Types of interview biases
When it comes to doing interviews, you can do your best to be objective, but biases can creep in. That’s why it’s so crucial to be aware of the different types so you can identify and actively avoid them. Here are seven different types of common interview biases:
A stereotype is a simplified opinion about a specific group of people, based on a fixed set of characteristics that we think are typical of that group.
It is a serious problem in interviews, as the interviewer can make a judgement about a candidate that is not based on their skills or ability but on an initial stereotype.
Gender or racial bias is when the interviewer has a belief about a certain gender or race, thinking that the job is not appropriate for someone of that gender or race.
Interviewers should never let gender or racial bias affect their hiring decisions, not only from an ethical standpoint, but they may also face legal consequences for discrimination.
Confirmation bias is where the interviewer may ask questions or make suggestive statements that prompt the interviewee to confirm what they believe they already know about them, based on their CV or application.
It also relates to how people pay more attention to information that supports their existing beliefs, prefer to interact with people who have similar views, and are unwilling to listen to different opinions.
It’s important to be aware of this bias - if people are being hired because they have the same views as their line managers, it can hinder growth and innovation across the business.
Recency bias is when an interviewer tends to remember and favour applicants that were interviewed more recently.
You may have interviewed many candidates in any given day and each one can seem to blend with the next. This is when you may fall victim to recency bias and subconsciously favour candidates towards the end of the interview process. The problem is that the best person for the job could be someone you interviewed right at the beginning of the day or halfway through.
Also known as affinity bias, similarity bias is when an interviewer makes hiring decisions based on similar physical attributes or shared interests that are either discussed during the interview, or shown on a candidate’s CV.
For example, an interviewer may ask the potential employee if they had a good weekend, and the interviewee could reply with something like: “I did thank you, I went for a hike with my dog”. If the interviewer is also a fan of hiking and dog owning, then whether intentional or not, the interviewer will view the candidate more positively, even before any skills or work-related information has been obtained.

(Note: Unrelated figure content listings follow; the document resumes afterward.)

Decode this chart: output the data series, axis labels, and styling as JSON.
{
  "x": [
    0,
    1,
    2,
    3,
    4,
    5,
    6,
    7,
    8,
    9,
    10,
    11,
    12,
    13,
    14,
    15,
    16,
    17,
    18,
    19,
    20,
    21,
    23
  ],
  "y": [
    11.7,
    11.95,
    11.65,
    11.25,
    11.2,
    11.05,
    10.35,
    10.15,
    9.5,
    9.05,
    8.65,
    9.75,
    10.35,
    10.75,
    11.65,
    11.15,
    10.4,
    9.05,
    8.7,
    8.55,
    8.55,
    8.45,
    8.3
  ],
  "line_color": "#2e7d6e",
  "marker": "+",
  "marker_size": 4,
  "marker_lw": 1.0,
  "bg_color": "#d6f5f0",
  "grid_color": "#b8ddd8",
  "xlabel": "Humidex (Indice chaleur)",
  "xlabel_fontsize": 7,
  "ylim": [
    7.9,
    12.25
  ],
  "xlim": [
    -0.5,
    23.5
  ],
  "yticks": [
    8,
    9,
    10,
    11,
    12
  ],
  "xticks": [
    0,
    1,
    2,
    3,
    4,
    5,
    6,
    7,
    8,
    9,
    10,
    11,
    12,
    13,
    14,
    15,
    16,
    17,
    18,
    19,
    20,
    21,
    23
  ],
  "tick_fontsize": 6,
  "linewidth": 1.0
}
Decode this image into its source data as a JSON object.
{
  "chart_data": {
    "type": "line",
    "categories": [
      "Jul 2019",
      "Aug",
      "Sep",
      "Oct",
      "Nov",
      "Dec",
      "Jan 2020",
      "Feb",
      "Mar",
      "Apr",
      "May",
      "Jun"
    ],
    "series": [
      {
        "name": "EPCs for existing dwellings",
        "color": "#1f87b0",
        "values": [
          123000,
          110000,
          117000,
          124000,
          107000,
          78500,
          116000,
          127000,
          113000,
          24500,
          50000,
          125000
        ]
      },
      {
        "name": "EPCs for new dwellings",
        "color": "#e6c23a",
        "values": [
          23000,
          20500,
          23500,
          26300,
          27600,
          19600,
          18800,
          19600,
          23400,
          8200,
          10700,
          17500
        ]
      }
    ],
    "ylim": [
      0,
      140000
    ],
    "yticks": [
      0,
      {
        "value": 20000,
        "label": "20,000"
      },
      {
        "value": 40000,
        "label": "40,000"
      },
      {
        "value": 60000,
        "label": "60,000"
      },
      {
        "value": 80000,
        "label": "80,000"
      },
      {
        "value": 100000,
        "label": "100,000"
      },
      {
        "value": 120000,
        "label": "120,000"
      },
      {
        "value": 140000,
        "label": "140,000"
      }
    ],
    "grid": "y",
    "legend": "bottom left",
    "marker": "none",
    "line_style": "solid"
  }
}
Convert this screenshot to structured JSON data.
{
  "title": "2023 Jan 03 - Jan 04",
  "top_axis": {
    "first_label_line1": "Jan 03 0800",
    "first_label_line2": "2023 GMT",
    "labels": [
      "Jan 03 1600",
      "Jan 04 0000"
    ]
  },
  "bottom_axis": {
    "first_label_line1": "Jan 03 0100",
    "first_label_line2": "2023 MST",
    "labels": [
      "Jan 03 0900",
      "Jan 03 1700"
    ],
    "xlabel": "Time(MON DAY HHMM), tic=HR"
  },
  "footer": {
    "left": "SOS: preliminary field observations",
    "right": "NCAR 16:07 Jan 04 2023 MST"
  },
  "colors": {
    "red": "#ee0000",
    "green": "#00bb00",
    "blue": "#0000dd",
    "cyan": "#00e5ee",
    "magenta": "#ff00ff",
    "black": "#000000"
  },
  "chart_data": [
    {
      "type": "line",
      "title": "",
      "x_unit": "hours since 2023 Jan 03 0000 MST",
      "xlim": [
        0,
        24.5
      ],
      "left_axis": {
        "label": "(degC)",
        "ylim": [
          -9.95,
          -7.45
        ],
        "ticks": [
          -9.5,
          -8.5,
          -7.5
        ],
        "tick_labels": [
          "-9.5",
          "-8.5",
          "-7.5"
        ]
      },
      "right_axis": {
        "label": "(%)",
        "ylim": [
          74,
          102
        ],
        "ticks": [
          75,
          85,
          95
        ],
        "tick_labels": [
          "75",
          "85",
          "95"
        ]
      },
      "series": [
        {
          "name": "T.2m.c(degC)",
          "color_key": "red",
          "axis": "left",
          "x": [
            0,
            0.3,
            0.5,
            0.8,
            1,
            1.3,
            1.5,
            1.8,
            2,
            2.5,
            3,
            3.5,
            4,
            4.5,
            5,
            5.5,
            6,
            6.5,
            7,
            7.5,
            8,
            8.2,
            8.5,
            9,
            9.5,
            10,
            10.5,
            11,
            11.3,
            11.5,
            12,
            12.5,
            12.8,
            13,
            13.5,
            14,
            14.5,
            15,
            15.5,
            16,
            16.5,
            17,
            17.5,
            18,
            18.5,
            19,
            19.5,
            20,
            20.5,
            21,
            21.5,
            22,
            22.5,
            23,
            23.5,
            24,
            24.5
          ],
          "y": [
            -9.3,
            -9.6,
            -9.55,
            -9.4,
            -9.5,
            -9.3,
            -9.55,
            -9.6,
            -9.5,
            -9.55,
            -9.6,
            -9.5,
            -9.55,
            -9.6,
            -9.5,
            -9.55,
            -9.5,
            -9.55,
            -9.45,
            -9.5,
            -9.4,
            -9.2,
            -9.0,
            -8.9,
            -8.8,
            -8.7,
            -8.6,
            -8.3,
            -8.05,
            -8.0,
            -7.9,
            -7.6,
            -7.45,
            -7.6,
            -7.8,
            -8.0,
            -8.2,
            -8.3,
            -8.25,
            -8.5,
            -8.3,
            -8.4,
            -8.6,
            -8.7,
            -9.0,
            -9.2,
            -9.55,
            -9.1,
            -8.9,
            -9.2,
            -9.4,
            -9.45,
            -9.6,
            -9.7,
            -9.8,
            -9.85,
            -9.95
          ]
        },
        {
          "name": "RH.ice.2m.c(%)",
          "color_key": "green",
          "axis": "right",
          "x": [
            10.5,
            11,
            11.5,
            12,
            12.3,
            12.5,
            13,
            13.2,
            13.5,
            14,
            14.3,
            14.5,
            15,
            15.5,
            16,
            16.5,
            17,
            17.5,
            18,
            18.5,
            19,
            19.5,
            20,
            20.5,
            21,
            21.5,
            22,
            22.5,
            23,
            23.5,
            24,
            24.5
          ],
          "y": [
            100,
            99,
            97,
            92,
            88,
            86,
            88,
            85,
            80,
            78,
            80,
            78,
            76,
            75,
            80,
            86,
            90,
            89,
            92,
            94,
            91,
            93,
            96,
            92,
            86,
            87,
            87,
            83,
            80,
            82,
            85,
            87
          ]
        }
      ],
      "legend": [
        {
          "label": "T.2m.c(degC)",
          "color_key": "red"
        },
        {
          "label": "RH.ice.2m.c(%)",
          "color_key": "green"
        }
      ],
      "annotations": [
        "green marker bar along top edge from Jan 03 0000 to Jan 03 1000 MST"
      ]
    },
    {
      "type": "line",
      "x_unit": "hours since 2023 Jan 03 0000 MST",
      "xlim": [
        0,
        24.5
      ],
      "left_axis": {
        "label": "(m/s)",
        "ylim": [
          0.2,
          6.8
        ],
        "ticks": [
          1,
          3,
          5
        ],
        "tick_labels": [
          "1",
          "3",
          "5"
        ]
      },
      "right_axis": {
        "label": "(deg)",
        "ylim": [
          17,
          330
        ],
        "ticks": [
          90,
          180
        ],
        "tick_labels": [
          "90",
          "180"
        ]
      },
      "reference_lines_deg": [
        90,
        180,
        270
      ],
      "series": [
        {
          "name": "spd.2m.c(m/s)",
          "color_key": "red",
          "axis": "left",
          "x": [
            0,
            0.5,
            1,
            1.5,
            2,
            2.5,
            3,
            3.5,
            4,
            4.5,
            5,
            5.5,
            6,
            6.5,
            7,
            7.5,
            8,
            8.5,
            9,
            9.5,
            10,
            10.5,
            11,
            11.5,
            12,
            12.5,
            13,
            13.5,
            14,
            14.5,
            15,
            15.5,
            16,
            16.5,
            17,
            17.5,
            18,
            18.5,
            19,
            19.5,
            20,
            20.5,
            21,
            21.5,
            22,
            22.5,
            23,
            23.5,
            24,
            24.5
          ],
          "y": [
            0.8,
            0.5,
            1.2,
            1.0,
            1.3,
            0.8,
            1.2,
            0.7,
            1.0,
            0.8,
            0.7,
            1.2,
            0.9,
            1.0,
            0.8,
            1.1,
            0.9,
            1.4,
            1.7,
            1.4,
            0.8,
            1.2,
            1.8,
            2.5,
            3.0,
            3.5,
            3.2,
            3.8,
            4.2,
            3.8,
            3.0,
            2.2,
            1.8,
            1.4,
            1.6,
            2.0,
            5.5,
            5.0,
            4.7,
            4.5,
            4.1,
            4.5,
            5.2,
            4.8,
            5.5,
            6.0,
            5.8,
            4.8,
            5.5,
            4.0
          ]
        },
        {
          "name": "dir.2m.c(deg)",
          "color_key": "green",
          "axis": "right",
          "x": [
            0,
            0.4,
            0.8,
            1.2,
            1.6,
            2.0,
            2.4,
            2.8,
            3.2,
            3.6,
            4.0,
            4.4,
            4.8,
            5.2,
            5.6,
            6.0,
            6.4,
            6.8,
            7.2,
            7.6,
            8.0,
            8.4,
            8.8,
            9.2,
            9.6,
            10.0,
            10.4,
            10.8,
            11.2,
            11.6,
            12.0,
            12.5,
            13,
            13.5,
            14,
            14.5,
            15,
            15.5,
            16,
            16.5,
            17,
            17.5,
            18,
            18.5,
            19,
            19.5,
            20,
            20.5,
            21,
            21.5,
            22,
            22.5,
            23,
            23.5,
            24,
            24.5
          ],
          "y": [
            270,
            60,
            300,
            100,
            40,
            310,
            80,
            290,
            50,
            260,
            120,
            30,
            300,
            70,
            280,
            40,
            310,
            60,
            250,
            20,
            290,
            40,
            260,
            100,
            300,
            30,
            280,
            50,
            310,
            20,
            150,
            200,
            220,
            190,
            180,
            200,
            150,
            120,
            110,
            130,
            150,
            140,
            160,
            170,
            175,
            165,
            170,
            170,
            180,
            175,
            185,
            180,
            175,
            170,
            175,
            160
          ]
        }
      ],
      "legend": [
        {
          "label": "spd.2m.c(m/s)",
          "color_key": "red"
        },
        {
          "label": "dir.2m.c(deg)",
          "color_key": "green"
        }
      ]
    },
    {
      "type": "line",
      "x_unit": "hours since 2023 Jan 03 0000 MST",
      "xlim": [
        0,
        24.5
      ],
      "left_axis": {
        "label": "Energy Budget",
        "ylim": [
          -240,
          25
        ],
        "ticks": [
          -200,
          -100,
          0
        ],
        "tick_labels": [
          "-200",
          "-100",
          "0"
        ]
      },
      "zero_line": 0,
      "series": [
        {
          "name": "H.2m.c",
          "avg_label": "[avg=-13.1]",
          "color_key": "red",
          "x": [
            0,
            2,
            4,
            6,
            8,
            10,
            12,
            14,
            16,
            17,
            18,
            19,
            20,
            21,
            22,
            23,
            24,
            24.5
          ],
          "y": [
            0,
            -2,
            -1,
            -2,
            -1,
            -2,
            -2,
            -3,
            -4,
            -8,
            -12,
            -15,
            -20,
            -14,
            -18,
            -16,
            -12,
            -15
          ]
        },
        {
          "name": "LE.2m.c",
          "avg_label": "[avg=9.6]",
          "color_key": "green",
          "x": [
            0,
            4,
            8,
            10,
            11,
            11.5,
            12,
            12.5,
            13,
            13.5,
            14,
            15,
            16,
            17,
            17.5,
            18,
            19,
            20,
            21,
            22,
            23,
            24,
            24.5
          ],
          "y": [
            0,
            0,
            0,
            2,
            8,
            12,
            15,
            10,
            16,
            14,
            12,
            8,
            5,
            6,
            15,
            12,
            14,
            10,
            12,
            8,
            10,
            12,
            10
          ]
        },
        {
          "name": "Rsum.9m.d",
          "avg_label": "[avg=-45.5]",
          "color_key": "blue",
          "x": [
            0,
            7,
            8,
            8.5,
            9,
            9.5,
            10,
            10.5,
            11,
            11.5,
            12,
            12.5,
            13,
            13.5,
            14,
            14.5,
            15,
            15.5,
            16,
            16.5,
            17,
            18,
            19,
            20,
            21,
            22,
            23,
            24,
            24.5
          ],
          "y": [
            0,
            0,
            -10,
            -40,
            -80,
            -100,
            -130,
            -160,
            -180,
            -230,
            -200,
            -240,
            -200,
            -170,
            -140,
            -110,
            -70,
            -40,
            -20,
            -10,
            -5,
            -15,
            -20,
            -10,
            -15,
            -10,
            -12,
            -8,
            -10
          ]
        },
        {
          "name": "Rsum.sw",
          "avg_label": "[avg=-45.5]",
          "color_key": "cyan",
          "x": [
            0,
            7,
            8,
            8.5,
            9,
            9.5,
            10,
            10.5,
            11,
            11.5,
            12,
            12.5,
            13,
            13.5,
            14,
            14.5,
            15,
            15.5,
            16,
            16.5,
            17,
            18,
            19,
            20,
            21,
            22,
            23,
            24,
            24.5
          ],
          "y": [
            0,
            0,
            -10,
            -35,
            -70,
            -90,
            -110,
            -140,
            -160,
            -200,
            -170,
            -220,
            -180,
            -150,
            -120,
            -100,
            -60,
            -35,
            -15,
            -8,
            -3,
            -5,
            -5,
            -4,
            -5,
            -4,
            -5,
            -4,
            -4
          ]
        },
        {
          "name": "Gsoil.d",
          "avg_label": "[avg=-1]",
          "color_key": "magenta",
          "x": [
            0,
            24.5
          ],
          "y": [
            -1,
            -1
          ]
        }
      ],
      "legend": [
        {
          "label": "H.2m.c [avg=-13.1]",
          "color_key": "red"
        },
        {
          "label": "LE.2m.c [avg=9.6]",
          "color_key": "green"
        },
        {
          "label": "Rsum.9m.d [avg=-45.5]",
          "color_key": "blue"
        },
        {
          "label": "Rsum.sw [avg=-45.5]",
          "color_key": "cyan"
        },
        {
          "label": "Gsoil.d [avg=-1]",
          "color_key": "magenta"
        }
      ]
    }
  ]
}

The halo bias is when one positive characteristic dominates all others. For example, if the person interviewing sees that the applicant went to a prestigious university on their CV or had previously worked for a very well-known brand that they admire, they may focus on that and ignore negative traits.
Contrary to the halo bias, the horn bias is when a negative characteristic dominates all the positive skills and abilities. For example, a candidate may have made a spelling mistake on their CV and the interviewer can’t forget about it, giving too much weight to the error and ignoring the many positive qualities they have.
How to avoid bias when interviewing
Ask every candidate the same questions – ensuring they are relevant to the skills and abilities of the interviewee - and document their answers correctly. Taking notes as you go will prevent opinions and bias from sneaking in.
All interviewers should receive training in diversity and inclusion and learn how to identify and avoid their own unconscious biases. This will provide a more equitable system for all potential employees and help hiring managers discover their own hidden biases.
If there are multiple interview stages or you are using a group of interviewers, make sure the group is diverse to allow for a more balanced decision to be made. Each interviewer will have different biases, so together the bias is lowered.
Some small talk is necessary when greeting an interviewee but keep it brief. Engaging in personal chats can lead to similarity bias.
Create a standard scoring system and apply this to all interviews. Referring to this later will ensure each candidate is assessed fairly and on an equal basis.
If you are doing remote interviews, record them (with the candidate’s consent) and re-play them in a different order to avoid recency bias.